Ainda bem que temos pelo menos uma voz discordante em palácio. Nem tudo está perdido.

Intolerância religiosa

José Horta Manzano

Num rabicho de Carnaval, à falta de notícia mais importante, a imprensa dá conta da grita que se levantou na Câmara Federal contra os Gaviões da Fiel. Por meio de seus líderes, a bancada evangélica fez saber sua indignação com o tema escolhido por aquela escola para animar o desfile este ano. A letra, com alusões a Jesus e a Satanás, chocou. Não entendi bem o que foi que incomodou, se as referências feitas a Jesus ou as que foram feitas a Satanás. Quem sabe o que arranhou mesmo o pudor de suas excelências foi a convivência dos dois personagens no mesmo ritmo.

Talvez fosse importante recordar aos parlamentares ofendidos que a base da filosofia de toda igreja é exatamente a dualidade entre o bem o mal. Todas as religiões, seitas e outros movimentos espirituais se propõem a propagar a melhor receita para resolver o embate entre esses dois polos. Os Gaviões não inventaram a pólvora. O bem e o mal convivem na vida nossa de cada dia. Ver seus símbolos assim, confrontados, não deveria ser matéria pra chocar ninguém.

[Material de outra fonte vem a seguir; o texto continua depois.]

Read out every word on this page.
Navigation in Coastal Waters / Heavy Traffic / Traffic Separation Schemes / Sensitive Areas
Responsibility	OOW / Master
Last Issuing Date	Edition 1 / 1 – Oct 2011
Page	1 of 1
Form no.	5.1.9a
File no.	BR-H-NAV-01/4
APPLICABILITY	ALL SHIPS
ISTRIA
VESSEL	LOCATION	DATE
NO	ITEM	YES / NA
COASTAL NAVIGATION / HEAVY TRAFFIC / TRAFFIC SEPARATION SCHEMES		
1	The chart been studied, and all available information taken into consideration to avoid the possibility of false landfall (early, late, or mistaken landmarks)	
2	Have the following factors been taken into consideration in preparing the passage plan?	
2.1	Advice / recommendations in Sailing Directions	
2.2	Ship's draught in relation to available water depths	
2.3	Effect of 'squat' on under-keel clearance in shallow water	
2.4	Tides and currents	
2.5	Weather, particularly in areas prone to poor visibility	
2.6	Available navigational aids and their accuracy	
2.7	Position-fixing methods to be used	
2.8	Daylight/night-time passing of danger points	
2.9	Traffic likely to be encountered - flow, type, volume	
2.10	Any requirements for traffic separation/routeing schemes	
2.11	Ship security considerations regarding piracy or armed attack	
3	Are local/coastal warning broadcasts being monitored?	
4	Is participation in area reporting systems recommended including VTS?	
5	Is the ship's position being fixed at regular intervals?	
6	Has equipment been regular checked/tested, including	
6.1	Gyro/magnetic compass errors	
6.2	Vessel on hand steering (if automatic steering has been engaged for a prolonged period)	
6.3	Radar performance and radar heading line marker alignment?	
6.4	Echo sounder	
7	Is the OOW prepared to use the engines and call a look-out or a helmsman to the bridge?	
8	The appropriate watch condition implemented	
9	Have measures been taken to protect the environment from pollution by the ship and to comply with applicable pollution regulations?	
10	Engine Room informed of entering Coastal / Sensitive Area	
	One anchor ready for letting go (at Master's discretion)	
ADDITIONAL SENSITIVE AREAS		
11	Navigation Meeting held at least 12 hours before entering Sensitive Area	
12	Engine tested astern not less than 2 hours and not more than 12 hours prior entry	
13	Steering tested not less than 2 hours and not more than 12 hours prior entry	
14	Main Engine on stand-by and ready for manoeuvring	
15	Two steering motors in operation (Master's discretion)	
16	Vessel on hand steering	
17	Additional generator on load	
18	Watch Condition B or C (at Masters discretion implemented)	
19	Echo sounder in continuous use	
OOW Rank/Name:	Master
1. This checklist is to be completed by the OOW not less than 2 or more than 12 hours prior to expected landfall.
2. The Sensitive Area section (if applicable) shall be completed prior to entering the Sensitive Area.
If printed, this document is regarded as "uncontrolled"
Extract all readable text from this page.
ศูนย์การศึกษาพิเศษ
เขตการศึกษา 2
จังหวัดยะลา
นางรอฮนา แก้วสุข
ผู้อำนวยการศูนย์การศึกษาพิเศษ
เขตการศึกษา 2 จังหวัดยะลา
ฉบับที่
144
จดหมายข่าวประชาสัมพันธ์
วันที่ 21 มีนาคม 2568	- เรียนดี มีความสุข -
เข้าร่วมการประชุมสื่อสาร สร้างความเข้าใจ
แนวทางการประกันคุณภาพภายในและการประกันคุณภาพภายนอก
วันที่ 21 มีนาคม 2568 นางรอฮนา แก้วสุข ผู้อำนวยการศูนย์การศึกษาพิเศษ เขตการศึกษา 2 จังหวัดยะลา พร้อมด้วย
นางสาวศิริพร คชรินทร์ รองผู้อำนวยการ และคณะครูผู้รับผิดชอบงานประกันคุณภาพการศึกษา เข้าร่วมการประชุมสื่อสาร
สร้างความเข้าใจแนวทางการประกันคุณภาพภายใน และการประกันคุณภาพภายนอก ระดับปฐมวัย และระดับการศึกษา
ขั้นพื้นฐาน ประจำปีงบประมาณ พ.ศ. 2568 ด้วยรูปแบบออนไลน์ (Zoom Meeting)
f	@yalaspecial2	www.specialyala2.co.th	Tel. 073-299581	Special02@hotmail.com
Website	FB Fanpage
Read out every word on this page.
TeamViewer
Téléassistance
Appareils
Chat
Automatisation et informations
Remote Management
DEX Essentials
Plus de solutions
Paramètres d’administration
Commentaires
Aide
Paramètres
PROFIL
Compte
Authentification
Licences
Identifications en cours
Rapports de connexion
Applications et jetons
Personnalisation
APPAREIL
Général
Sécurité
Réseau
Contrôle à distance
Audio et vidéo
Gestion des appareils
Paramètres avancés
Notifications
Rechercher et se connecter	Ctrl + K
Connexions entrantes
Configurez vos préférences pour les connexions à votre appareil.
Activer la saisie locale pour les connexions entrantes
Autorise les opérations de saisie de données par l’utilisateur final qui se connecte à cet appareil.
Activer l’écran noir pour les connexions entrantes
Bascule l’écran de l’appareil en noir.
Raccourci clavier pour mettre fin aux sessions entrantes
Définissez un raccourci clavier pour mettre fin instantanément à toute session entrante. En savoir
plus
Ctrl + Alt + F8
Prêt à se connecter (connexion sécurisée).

O episódio, que ainda pode dar pano pra mangas e gerar até processo, é comprovação eloquente de que vivemos uma época de diluição de valores. A Polícia de Costumes está nas ruas, tesoura em punho, censurando o que entende e principalmente o que não entende. Hoje em dia, dependendo da pinta do galã, um assobio pode ser enquadrado como assédio sexual. Sons de samba-enredo ecoam até no Congresso Nacional – e geram manifestação de iracundos deputados. É um mundo de ponta-cabeça. Não se conhece mais o valor de cada mercadoria. Banana está sendo comprada por preço de caviar.

Que saudades dos tempos em que Carnaval era apenas Carnaval. Que saudades dos tempos em que se dava a cada fato apenas a importância que tem. Ao acusar os foliões de “intolerância religiosa”, a bancada evangélica não se dá conta do papel ridículo. Estão a inverter conceitos. Os intolerantes são justamente os senhores deputados! Os carnavalescos podem ser tratados de levianos, de irreverentes, até de apóstatas, mas não de intolerantes. As acusações estão invertidas.

Saudades dos tempos em que se podia berrar Alá-la-ô sem que ninguém se sentisse incomodado. Saudades dos tempos em que uma marchinha podia explicar à moça casadoira que se havia enganado de endereço, e que seria melhor bater à porta de Santo Antônio. Saudades dos tempos em que irreverência carnavalesca ficava por isso mesmo, e tudo bem. Será que essa página despreocupada foi virada para sempre? Será que o Brasil ingênuo se transformou numa gigantesca seita?